Wandering Thoughts archives


Be careful when matching on Ethernet addresses in systemd-networkd

A not uncommon pattern in networkd is to write a <link>.link or <network>.network file that selects the hardware to work on by MAC address, because that's often more stable than many of the other alternatives. For instance, you might write a .link file for your motherboard like this:


Description=Onboard motherboard port

Unfortunately this is dangerous, because some virtual devices inherit Ethernet addresses from their parent device and networkd will allow virtual devices to match against just Ethernet addresses. In particular VLANs inherit the Ethernet address from their underlying network device, so if you have one or more VLANs on top of em0, they will all match this (and then they'll try to rename themselves to em0). The same can happen if you have a .network file that matches with MACAddress in order to deal with variable network names for the same underlying connection.

(If you have a real device that matches this way and creates VLANs on top of itself, networkd may be smart enough to recognize that it has a recursive situation, or it may blow up. I haven't tested.)

In other words, if you tell networkd that a .link or a .network file applies to anything with a specific Ethernet address, networkd takes that to really mean anything. You may have meant this to apply (only) to your actual Ethernet device, but the .link file doesn't say that and networkd won't infer it.

In systemd v245 or later, what you probably want is to restrict any Ethernet hardware matches to real Ethernet devices with the additional requirement of 'Type=ether':


(Systemd v245 was released in February of 2020 and is in Ubuntu 20.04 and the current versions of Fedora, but isn't in Debian stable. Support for the current meaning of Type= that allows matching 'ether' was added in this commit as a result of issue #14952. To my surprise, this significant improvement doesn't seem to have been noted in the NEWS for v245.)
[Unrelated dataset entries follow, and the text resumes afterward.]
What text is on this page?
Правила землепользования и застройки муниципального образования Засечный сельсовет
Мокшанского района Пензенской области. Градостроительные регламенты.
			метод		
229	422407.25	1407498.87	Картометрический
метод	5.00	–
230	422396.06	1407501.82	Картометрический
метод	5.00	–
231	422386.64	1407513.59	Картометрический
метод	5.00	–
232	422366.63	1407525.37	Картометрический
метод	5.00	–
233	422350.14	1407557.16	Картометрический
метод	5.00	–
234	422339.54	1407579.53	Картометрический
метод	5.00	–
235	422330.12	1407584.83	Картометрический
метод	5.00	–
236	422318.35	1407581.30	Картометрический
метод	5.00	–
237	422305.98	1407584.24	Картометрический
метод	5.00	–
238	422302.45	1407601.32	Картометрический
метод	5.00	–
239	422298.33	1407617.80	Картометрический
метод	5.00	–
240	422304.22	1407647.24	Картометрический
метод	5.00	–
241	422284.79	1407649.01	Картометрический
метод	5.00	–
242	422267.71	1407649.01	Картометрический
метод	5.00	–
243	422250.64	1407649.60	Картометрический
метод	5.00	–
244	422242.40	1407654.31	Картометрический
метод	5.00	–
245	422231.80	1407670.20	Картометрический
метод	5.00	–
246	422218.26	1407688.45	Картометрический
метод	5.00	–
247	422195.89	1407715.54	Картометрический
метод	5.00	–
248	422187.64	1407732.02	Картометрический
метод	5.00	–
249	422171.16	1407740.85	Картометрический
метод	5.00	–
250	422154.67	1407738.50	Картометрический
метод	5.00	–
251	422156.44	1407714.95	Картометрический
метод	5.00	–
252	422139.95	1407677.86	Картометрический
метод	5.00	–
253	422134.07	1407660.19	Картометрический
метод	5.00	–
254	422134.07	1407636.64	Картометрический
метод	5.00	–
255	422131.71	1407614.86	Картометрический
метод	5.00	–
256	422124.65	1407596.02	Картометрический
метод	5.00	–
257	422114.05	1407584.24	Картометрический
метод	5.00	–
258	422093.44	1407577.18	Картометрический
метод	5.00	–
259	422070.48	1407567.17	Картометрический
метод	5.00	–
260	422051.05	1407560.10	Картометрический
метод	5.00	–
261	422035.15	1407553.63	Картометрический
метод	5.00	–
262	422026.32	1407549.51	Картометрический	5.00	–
The 'ether' type applies to both PCI Ethernet ports and USB Ethernet devices, but it doesn't apply to wireless devices; those are 'wlan'. As the manpage covers, 'networkctl list' can tell you what your devices are. VLANs are type 'vlan'.
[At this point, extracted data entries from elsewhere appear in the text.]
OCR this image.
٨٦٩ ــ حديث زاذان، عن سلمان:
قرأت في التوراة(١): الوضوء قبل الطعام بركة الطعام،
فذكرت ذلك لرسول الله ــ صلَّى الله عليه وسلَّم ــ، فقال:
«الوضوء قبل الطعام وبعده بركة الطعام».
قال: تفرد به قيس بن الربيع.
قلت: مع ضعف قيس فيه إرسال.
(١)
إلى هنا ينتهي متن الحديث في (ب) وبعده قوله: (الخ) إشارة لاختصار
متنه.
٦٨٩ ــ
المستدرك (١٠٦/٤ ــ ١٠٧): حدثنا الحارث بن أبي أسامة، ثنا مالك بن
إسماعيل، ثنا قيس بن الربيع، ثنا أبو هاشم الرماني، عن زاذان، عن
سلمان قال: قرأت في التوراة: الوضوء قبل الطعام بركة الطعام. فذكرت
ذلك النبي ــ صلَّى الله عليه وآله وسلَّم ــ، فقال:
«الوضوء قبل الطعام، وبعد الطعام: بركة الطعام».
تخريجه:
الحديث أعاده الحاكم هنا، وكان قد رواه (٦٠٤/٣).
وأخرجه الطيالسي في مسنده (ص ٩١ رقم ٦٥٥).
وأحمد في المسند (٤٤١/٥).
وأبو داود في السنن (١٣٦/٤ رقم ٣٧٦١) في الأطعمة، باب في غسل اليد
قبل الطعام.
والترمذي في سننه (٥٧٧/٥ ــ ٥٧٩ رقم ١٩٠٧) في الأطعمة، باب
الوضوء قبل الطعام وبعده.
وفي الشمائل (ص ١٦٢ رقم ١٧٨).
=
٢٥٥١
If you have a systemd (and thus a systemd-networkd) that's older than v245, I think the only thing you can do is match on a property of the device, obtained from 'udevadm info /sys/class/net/<what>'. For a lot of physical hardware, the obvious property is that it's on a PCI bus:


(I have to say that I haven't tested this, I'm just following the manpage.)

However, USB Ethernet devices are 'ID_BUS=usb', not PCI, while a laptop's onboard wireless most likely is a PCI device, which is the case on my Dell XPS 13. My laptop's wireless device is also 'DEVTYPE=wlan', while even now real Ethernet devices have no DEVTYPE (as of systemd v248 on a Fedora 34 virtual machine).
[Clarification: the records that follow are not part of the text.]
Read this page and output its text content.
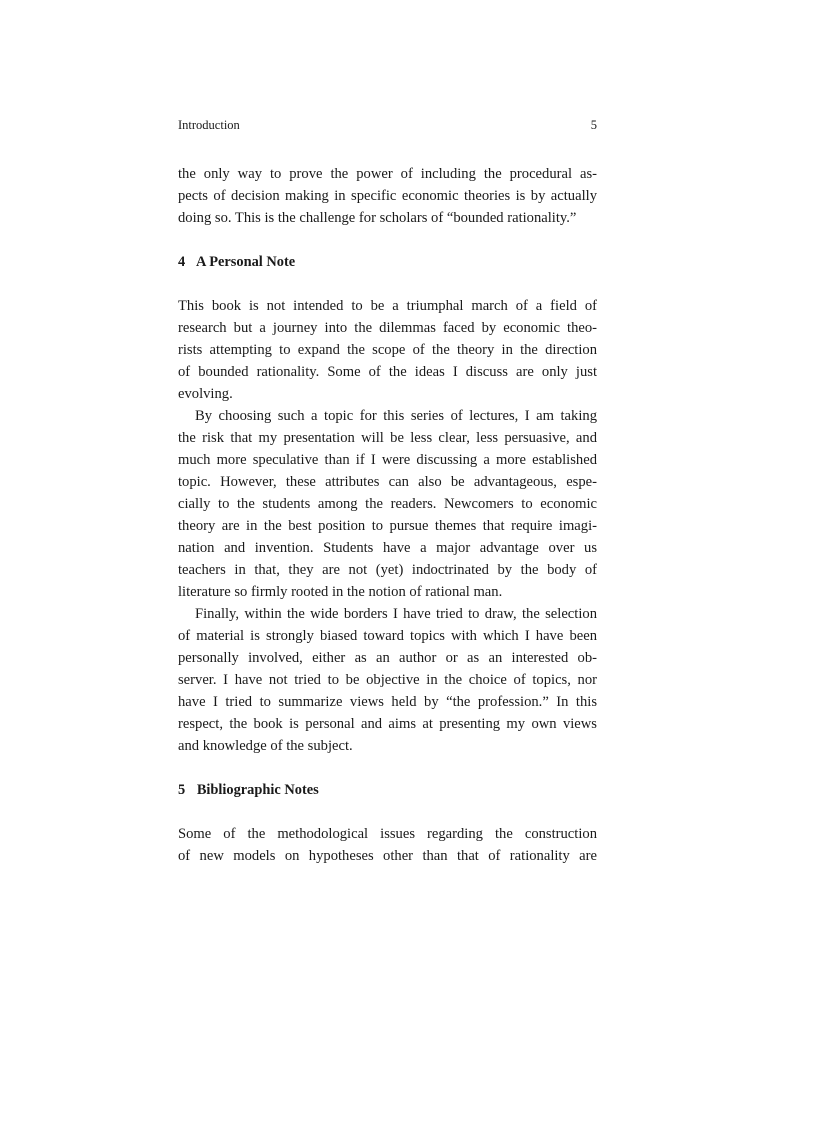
Introduction	5

the only way to prove the power of including the procedural as-
pects of decision making in specific economic theories is by actually
doing so. This is the challenge for scholars of “bounded rationality.”

4 A Personal Note

This book is not intended to be a triumphal march of a field of
research but a journey into the dilemmas faced by economic theo-
rists attempting to expand the scope of the theory in the direction
of bounded rationality. Some of the ideas I discuss are only just
evolving.

By choosing such a topic for this series of lectures, I am taking
the risk that my presentation will be less clear, less persuasive, and
much more speculative than if I were discussing a more established
topic. However, these attributes can also be advantageous, espe-
cially to the students among the readers. Newcomers to economic
theory are in the best position to pursue themes that require imagi-
nation and invention. Students have a major advantage over us
teachers in that, they are not (yet) indoctrinated by the body of
literature so firmly rooted in the notion of rational man.

Finally, within the wide borders I have tried to draw, the selection
of material is strongly biased toward topics with which I have been
personally involved, either as an author or as an interested ob-
server. I have not tried to be objective in the choice of topics, nor
have I tried to summarize views held by “the profession.” In this
respect, the book is personal and aims at presenting my own views
and knowledge of the subject.

5 Bibliographic Notes

Some of the methodological issues regarding the construction
of new models on hypotheses other than that of rationality are
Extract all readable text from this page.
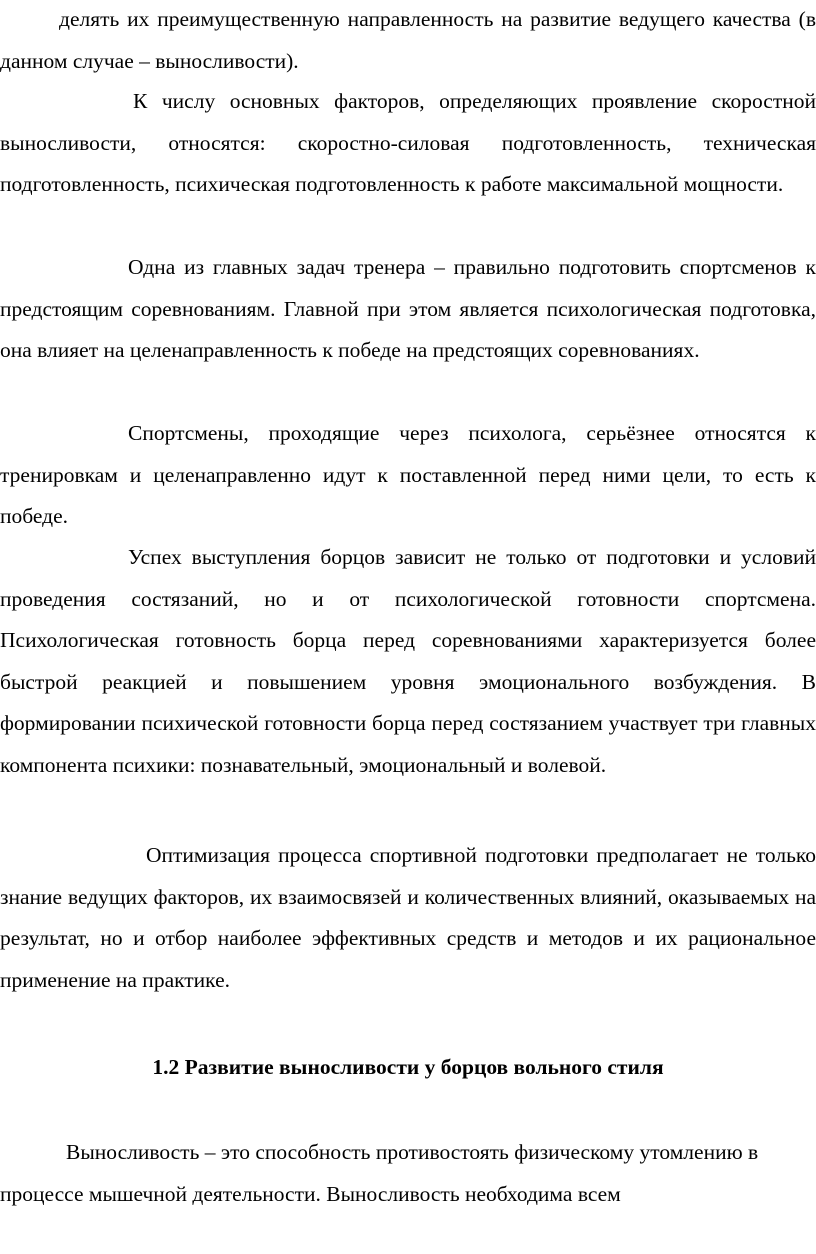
делять их преимущественную направленность на развитие ведущего качества (в данном случае – выносливости).

К числу основных факторов, определяющих проявление скоростной выносливости, относятся: скоростно-силовая подготовленность, техническая подготовленность, психическая подготовленность к работе максимальной мощности.

Одна из главных задач тренера – правильно подготовить спортсменов к предстоящим соревнованиям. Главной при этом является психологическая подготовка, она влияет на целенаправленность к победе на предстоящих соревнованиях.

Спортсмены, проходящие через психолога, серьёзнее относятся к тренировкам и целенаправленно идут к поставленной перед ними цели, то есть к победе.

Успех выступления борцов зависит не только от подготовки и условий проведения состязаний, но и от психологической готовности спортсмена. Психологическая готовность борца перед соревнованиями характеризуется более быстрой реакцией и повышением уровня эмоционального возбуждения. В формировании психической готовности борца перед состязанием участвует три главных компонента психики: познавательный, эмоциональный и волевой.

Оптимизация процесса спортивной подготовки предполагает не только знание ведущих факторов, их взаимосвязей и количественных влияний, оказываемых на результат, но и отбор наиболее эффективных средств и методов и их рациональное применение на практике.

1.2 Развитие выносливости у борцов вольного стиля

Выносливость – это способность противостоять физическому утомлению в процессе мышечной деятельности. Выносливость необходима всем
(This elaborates on a tweet of mine.)

PS: I'm not sure whether the matching here is being done by systemd-networkd, the systemd version of udevd, or both of them. It's quite possible that both programs and subsystems are doing it at different times and in different circumstances.

linux/NetworkdMACMatchesWidely written at 23:45:06; Add Comment

I should keep track of what Python packages I install through pip

These days I'm increasingly making use of installing Python packages through pip, whether this is into a PyPy environment or with 'pip install --user' for things like python-lsp-server. Having done this for a while, complete with trying to keep up with potential package upgrades, I've come to the conclusion that I should explicitly keep track of what packages I install, recording this in some place I can find it again.

There are two problems (or issues) that push me to this. The first is that as far as I know, Pip doesn't keep track of a distinction between packages that you've asked it to install and the dependencies of those packages. All of the packages show up in 'pip list', and any can show up in 'pip list --outdated'. My understanding is that in the normal, expected use of Pip you'll keep track of this in your project in a requirements file, then use that to build the project's virtualenv. This is not really the model of installing commands, especially commands like python-lsp-server that have install time options.

The second issue is that Pip installed packages are implicitly for a specific version of Python. If you rely on the system Python (instead of your own version) and that version gets upgraded, suddenly 'pip list' will report nothing (and you will in fact have no packages available). At this point you need to somehow recover the list of installed packages and re-install all of them (unless you resort to unclean hacks). Explicitly keeping track of this list in advance is easier than having to dig it out at the time.

Having an explicit list helps in other situations. Perhaps you started out installing all of your tools under CPython, but now you want to see how well they'll work under PyPy. Perhaps you're building a new PyPy based environment with a new version of PyPy and want to start over from scratch. Perhaps you think package versions and dependencies have gotten snarled and you're carrying surplus packages, so you want to delete everything and start over from scratch.

(Starting over from scratch can also be the easiest way to get the best version of dependencies, since the packages you're directly installing may have maximum version constraints that will trip you up if you just directly 'pip install --upgrade ...' dependencies.)

PS: Possibly there's ways to do all of this with Pip today, especially things like 'upgrade this and all of its dependencies to the most recent versions that are acceptable'. I'm not well versed in Pip, since mostly I use it as a program installer.